On Fri, Mar 1, 2013 at 4:15 AM, Jean-Marc Lasgouttes <[email protected]> wrote:
> Le 28/02/2013 23:32, Rich Shepard a écrit :
>
>>    I am curious why sometimes the Tab key moves the cursor from cell to
>> cell
>> in a table and other times appends (unwanted) text to the data in the
>> cell.
>>
>>    Most of the time [Tab] moves the cursor to the next cell to the right
>> (or
>> the next row from the end of the row above) but sometimes it generates
>> unwanted text.

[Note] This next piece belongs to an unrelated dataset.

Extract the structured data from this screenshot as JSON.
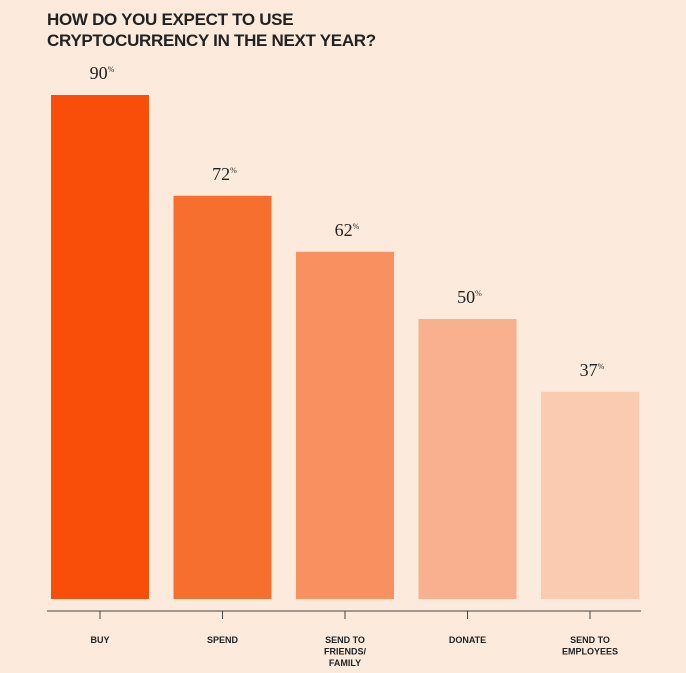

For example, in a table cell I enter '10' and press [Tab];
>> the result is '10-years'. In another cell I entered 'June' and when the
>> [Tab] key is pressed the contents are changed to 'JuneJune'.
>
>
> It is because Tab is a multi-bound key (I am not sure this terms means
> anything) and one of these bindings is completion-accept..
>
> \bind "Tab"        "command-alternatives
> completion-accept;cell-forward;tab-insert;depth-increment;outline-in"
>
> What would other people think about removing it from the Tab binding and
> putting it somewhere else?

>The alternative would be to have it as last choice.

Would this be equivalent to removing it? If it is after tab-insert,
won't any place that enables completion-accept also enable tab-insert
and thus completion-accept would never be run? I have not tested
anything and I don't even know why completion is offered in this case.
I think I've only seen completion when entering LaTeX in math.